Thursday, June 28, 2007

A Word On Fads

Today, I'd like to talk about our American way of overdoing fads. I suppose some would call it "capitalizing on a good idea." But, I'd like to think of it more as "looking at someone else's (sometimes) good idea, changing it a little, and then using it to try to make money for yourself."

My first example of this phenomenon is the livestrong bracelet. In the beginning of this hooplah, these were a good idea and a neat way to raise money for a good cause. However, two things should be noted. They quickly became the new accessory that all the cool kids wore, as a way to say to their friends "I may be clubbing until 4 a.m., but I'm totally against cancer!"

And then.....people quickly began making spin-offs. There are now bracelets for cancer (in general), breast cancer, lung cancer, AIDS, Sudan, war, the environment, domestic violence, LGBT rights, and, my favorite-- the bracelets you can buy at 7-11 stores that aren't for any cause- they really are just mere accessories.

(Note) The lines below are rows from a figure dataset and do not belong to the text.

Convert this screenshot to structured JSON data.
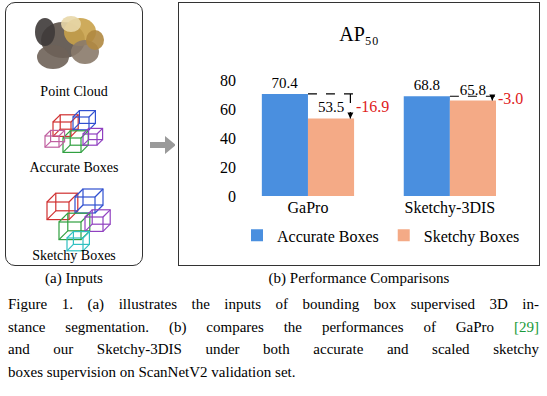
{
  "chart_data": {
    "type": "bar",
    "title": "AP₅₀",
    "categories": [
      "GaPro",
      "Sketchy-3DIS"
    ],
    "series": [
      {
        "name": "Accurate Boxes",
        "color": "#4a8fdf",
        "values": [
          70.4,
          68.8
        ]
      },
      {
        "name": "Sketchy Boxes",
        "color": "#f4aa86",
        "values": [
          53.5,
          65.8
        ]
      }
    ],
    "ylim": [
      0,
      80
    ],
    "yticks": [
      0,
      20,
      40,
      60,
      80
    ],
    "grid": false,
    "data_labels": true,
    "legend": "bottom",
    "annotations": [
      {
        "category": "GaPro",
        "text": "-16.9",
        "color": "#e02020"
      },
      {
        "category": "Sketchy-3DIS",
        "text": "-3.0",
        "color": "#e02020"
      }
    ]
  },
  "figure": {
    "panels": {
      "a": "(a) Inputs",
      "b": "(b) Performance Comparisons"
    },
    "inputs": [
      "Point Cloud",
      "Accurate Boxes",
      "Sketchy Boxes"
    ],
    "caption": [
      "Figure 1. (a) illustrates the inputs of bounding box supervised 3D in-",
      "stance segmentation. (b) compares the performances of GaPro [29]",
      "and our Sketchy-3DIS under both accurate and scaled sketchy",
      "boxes supervision on ScanNetV2 validation set."
    ]
  }
}
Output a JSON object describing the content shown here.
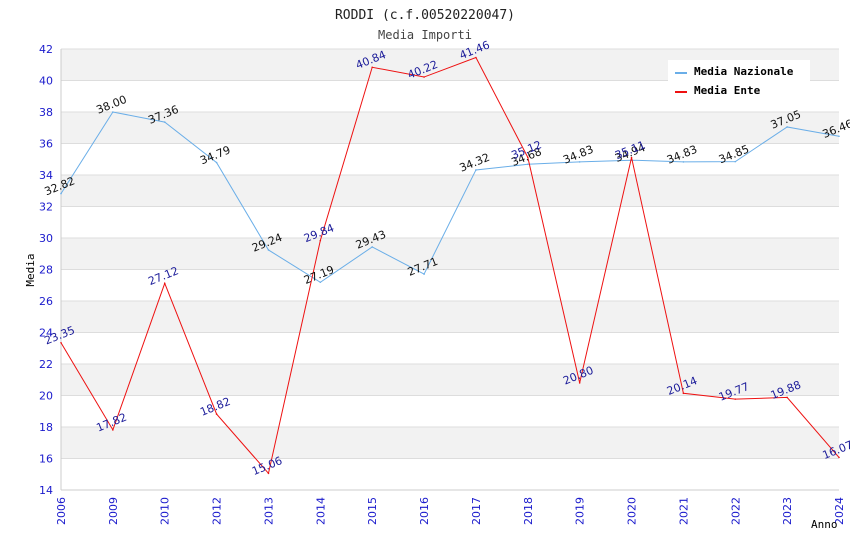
{
  "chart_data": {
    "type": "line",
    "title": "RODDI (c.f.00520220047)",
    "subtitle": "Media Importi",
    "xlabel": "Anno",
    "ylabel": "Media",
    "ylim": [
      14,
      42
    ],
    "yticks": [
      14,
      16,
      18,
      20,
      22,
      24,
      26,
      28,
      30,
      32,
      34,
      36,
      38,
      40,
      42
    ],
    "categories": [
      "2006",
      "2009",
      "2010",
      "2012",
      "2013",
      "2014",
      "2015",
      "2016",
      "2017",
      "2018",
      "2019",
      "2020",
      "2021",
      "2022",
      "2023",
      "2024"
    ],
    "series": [
      {
        "name": "Media Nazionale",
        "color": "#6aaee8",
        "label_color": "#111111",
        "values": [
          32.82,
          38.0,
          37.36,
          34.79,
          29.24,
          27.19,
          29.43,
          27.71,
          34.32,
          34.68,
          34.83,
          34.94,
          34.83,
          34.85,
          37.05,
          36.46
        ],
        "labels": [
          "32.82",
          "38.00",
          "37.36",
          "34.79",
          "29.24",
          "27.19",
          "29.43",
          "27.71",
          "34.32",
          "34.68",
          "34.83",
          "34.94",
          "34.83",
          "34.85",
          "37.05",
          "36.46"
        ]
      },
      {
        "name": "Media Ente",
        "color": "#ee1111",
        "label_color": "#1a1a99",
        "values": [
          23.35,
          17.82,
          27.12,
          18.82,
          15.06,
          29.84,
          40.84,
          40.22,
          41.46,
          35.12,
          20.8,
          35.11,
          20.14,
          19.77,
          19.88,
          16.07
        ],
        "labels": [
          "23.35",
          "17.82",
          "27.12",
          "18.82",
          "15.06",
          "29.84",
          "40.84",
          "40.22",
          "41.46",
          "35.12",
          "20.80",
          "35.11",
          "20.14",
          "19.77",
          "19.88",
          "16.07"
        ]
      }
    ],
    "legend": {
      "position": "top-right"
    },
    "grid": true
  }
}
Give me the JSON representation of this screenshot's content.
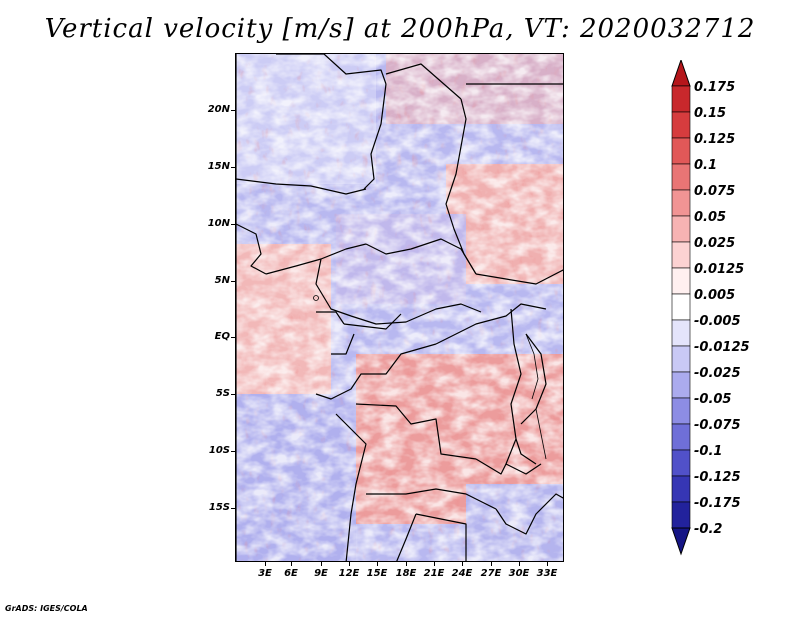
{
  "title": "Vertical velocity [m/s] at 200hPa, VT: 2020032712",
  "credit": "GrADS: IGES/COLA",
  "lat_labels": [
    "20N",
    "15N",
    "10N",
    "5N",
    "EQ",
    "5S",
    "10S",
    "15S"
  ],
  "lon_labels": [
    "3E",
    "6E",
    "9E",
    "12E",
    "15E",
    "18E",
    "21E",
    "24E",
    "27E",
    "30E",
    "33E"
  ],
  "colorbar": {
    "labels": [
      "0.175",
      "0.15",
      "0.125",
      "0.1",
      "0.075",
      "0.05",
      "0.025",
      "0.0125",
      "0.005",
      "-0.005",
      "-0.0125",
      "-0.025",
      "-0.05",
      "-0.075",
      "-0.1",
      "-0.125",
      "-0.175",
      "-0.2"
    ],
    "colors": [
      "#b5161b",
      "#c8282c",
      "#d63c3e",
      "#e15858",
      "#e97575",
      "#f19494",
      "#f7b3b3",
      "#fcd2d2",
      "#fff0f0",
      "#ffffff",
      "#e4e4fb",
      "#c9c9f5",
      "#ababee",
      "#8d8de4",
      "#6f6fd8",
      "#5151c9",
      "#3636b4",
      "#22229c",
      "#151585"
    ]
  }
}
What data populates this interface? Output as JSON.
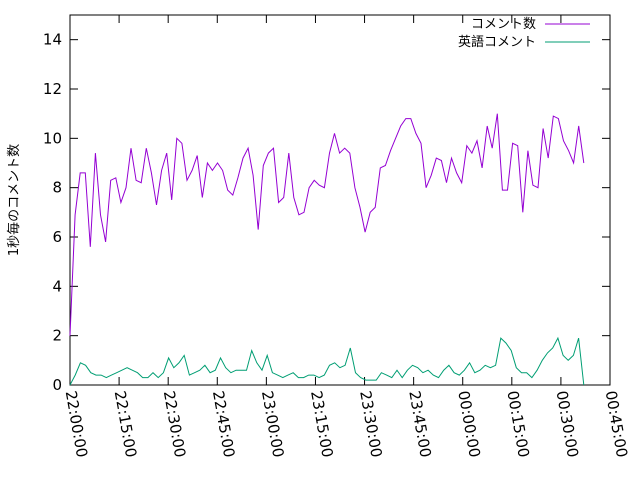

Imagine all those socially conscious undergrads who passionately care about all of these causes and, therefore, sport armfuls of multi-colored bangles.

But, before these bracelets there were beanie babies. I think I was in high school around the time of this fad, so I frequented McDonalds a lot. (These were pre-Fast Food Nation and Supersize Me days, you know). But even then, I was bothered and scared by the multitude of grown-ups who were going crazy over little toys that were in Happy Meals.

Remember when people were sitting in drive-thrus (I mean, why even get out of the car to get your McDonalds) for hours and then buying like 6 happy meals at a time, throwing the food away, and then proudly displaying their beanie baby frogs on the dashboard of their car. Around this time, homeless people started showing up at to get all the food that people were throwing out, so McDonalds allowed grown-ups to just be able to buy beanie babies without having to buy a whole Happy Meal. Which, of course, momentarily transformed McDonalds from a restaurant into a stuffed animal retailer.

At some point, my family decided that since I like monkeys that I'd like to receive beanie baby monkeys as gifts. It was as though they expected me to have a monkey shrine in a secret corner of my bedroom. Over the years, my monkey beanie baby collection was probably worth hundreds of dollars. When Hurricane Katrina hit, I donated them all to a clothes/toys/food drive. FYI americans: Having stuffed animals when you're over the age of, say, 10 is not sexy. And since when does a monkey stuffed animal make up for a real pet monkey??

Hospital/crime/law dramas. Ever wonder why law schools are overcrowded and there are too many lawyers in America? I blame Law and Order and its various spinoffs (because, really, med school is too much work for most people) showing how exciting being a lawyer is, how hot the DA is, how hot all the investigators are, how you and your team have all that cool and newfangled technology at your disposal, and how easy it is to learn those few key psychological triggers that will get a criminal to confess on the stand or while in an interrogation room in front of a two-way mirror.

What's next- CSI: Intellectual Property Theft and Copyright Infringement in Silicon Valley? Saaaay.... not a bad idea.....

And, I just don't get ER and Grey's Anatomy. They are soap-operas in a hospital setting with suspenseful emergencies thrown in to spice things up and appeal to those craving action. I just find it hard to believe that working in an ER is that exciting. I mean, those guys at Cook County have survived bombs, helicopter crashes, and smallpox outbreaks. I bet they didn't know public health could be so exciting when they were in med school!

But then again, I am a hypochondriac and don't like learning about all the new obscure diseases I could have/get or the accidents that could happen to me or my friends. I, for instance, don't want a tree branch to go through my chest and pin me to the seat of my car. Wah wah wah.

(And I definitely don't want this to happen:

I do, however, like Scrubs. It doesn't take itself too seriously or pretend to be a real hospital show. And Zack Braff is really funny.

Reality TV. What started with Survivor has now turned into Flava of Love and a spinoff of a Flava of Love. Enough said.

I think that, eventually, we won't have real TV shows with real actors anymore. Instead, we'll all be followed by cameras and be able to submit our lives for other people's entertainment. And then someone will decide that it would be cool to videotape the lives of the camermen.....and so on....and so on.

I guess I'm trying to articulate why these trends bother me so much. They show that, as a people, we have a lot of power. And many of us are compassionate, generous, and really want to make a difference- once we are informed. When we are united, we can make people notice us. Further, the momentum of new trends and ideas can be unstoppable.

But, we've often been "harnessing our power" by buying beanie babies and voting for the next American Idol to use this power for something that actually matters. Like stopping a war or making real changes in our government.

We think that by buying a bracelet our social responsibility ends and that we have done our part.